Perhaps for this reason God ties power to love. I Corinthians 16:13 – “Watch ye, stand fast in the faith, quit you like, be strong” – be manly, be muscular. But then there is the next verse – “Let all your things be done with love – (agape).” When it is refined and wielded well, love is a powerful tool. It can wipe away all tears, destroy wicked hearts, melt mountains, and build fires in people’s minds. It is one of the tools of God. For many it is how He caught our attention when we were such rebels. “God commendeth his love toward us, in that while we were yet sinners, Christ died for us.” Because He loves us we are to love Him in return. “We love Him because He first loveth us.” And because He loves us we are to love others.

We might debate the answer, but what is the highest characteristic of the Biblical saint? Is it doctrine? Is it evangelism? Is it consistency before the law? Worship? Prayerfulness? Where are those things in the context of II Timothy 1:7? John 13:35 – “By this shall all men know that ye are my disciples, if ye have love one to another.” I John 3:14 – “We know that we have passed from death unto life, because we love the brethren. He that loveth not his brother abideth in death.” God wants – and the world needs – Christians who are incapable of containing their love. Without a doubt there should be a flood of thankful love towards the Lord. But then we should be able to display our love for one another as Christians. And the world needs to know that we love them, in spite of their wickedness – because we were once loved in our wickedness. Love as you have been loved, give as one to whom much has been given; help as you have been helped and saved.

And then, Christ Jesus makes the GOVERNMENT of our HEARTS and MINDS possible.

“For God hath not given us the spirit of fear; but of power, and of love, and of a sound mind.” We live in a society where we are constantly being told HOW to think and WHAT to think. And I admit that this is a part of the Christian ministry. But, for us, it is not a dictatorial thing – it should not be without reason and reasoning. God, by his grace and power, gives us the ability to resist the wicked thought – the unbelieving thought – the negative thought.

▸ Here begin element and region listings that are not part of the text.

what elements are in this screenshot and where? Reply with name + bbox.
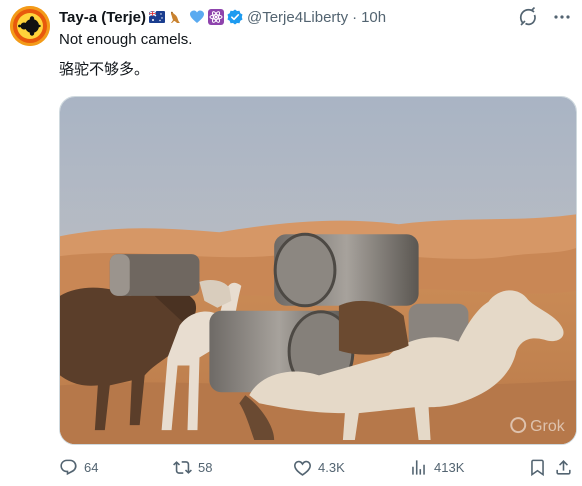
mandelbrot-avatar-icon [10,6,50,46]
like-count: 4.3K [318,459,345,475]
tweet[interactable]: Tay-a (Terje) @Terje4Liberty · 10h Not e… [0,0,582,486]
author-handle[interactable]: @Terje4Liberty [247,9,348,26]
heart-icon [294,460,311,476]
display-name[interactable]: Tay-a (Terje) [59,9,146,26]
kangaroo-icon [167,9,183,25]
reply-count: 64 [84,459,99,475]
more-options-icon[interactable] [552,7,572,27]
bookmark-icon [531,459,544,476]
reply-button[interactable]: 64 [59,458,98,477]
share-button[interactable] [554,458,573,477]
tweet-text-line-1: Not enough camels. [59,31,193,48]
views-button[interactable]: 413K [409,458,464,477]
reply-icon [60,459,77,475]
atom-icon [207,9,224,25]
grok-icon[interactable] [518,7,538,27]
repost-count: 58 [198,459,213,475]
views-count: 413K [434,459,465,475]
australia-flag-icon [148,9,165,25]
timestamp[interactable]: 10h [361,9,386,26]
repost-icon [173,460,192,474]
tweet-header: Tay-a (Terje) @Terje4Liberty · 10h [59,7,572,27]
camels-carrying-barrels-image: Grok [60,97,576,444]
like-button[interactable]: 4.3K [293,458,345,477]
share-icon [556,459,571,475]
repost-button[interactable]: 58 [173,458,212,477]
tweet-actions: 64 58 4.3K 413K [59,455,572,479]
blue-heart-icon [189,9,205,25]
top-right-actions [518,7,572,27]
separator-dot: · [352,8,358,26]
tweet-image[interactable]: Grok [59,96,577,445]
watermark-text: Grok [530,418,565,435]
verified-badge-icon[interactable] [227,9,243,25]
tweet-text-line-2: 骆驼不够多。 [59,60,150,78]
analytics-icon [412,459,425,475]
bookmark-button[interactable] [528,458,547,477]
avatar[interactable] [10,6,50,46]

The things of the world are in constant ebb and flow like the tide, and each time the tide comes in, it brings some more of the garbage that is out there. But Christ Jesus is described as the foundation – the substance upon which we can build our hopes and our lives. “He is the Rock, his work is perfect: for all his ways are judgment: a God of truth and without iniquity, just and right is he.” And “ of him are ye in Christ Jesus, who of God is made unto us wisdom (as well as) righteousness, and sanctification, and redemption.” “If any of you lack wisdom, let him ask of God, that giveth to all men liberally, and upbraideth not; and it shall be given him.”

Christ is the means of moderating, ameliorating and amending the natural temperaments with which were either born or raised. Christ wants us to honor and serve HIM – not ourselves, our families or our proclivities and tendencies. Christ wants Timothy and Joshua to grow up – in order to be the leaders this world and God’s churches need. “God hath not give us the spirit of fear; but of power, and of love, and of a sound mind.”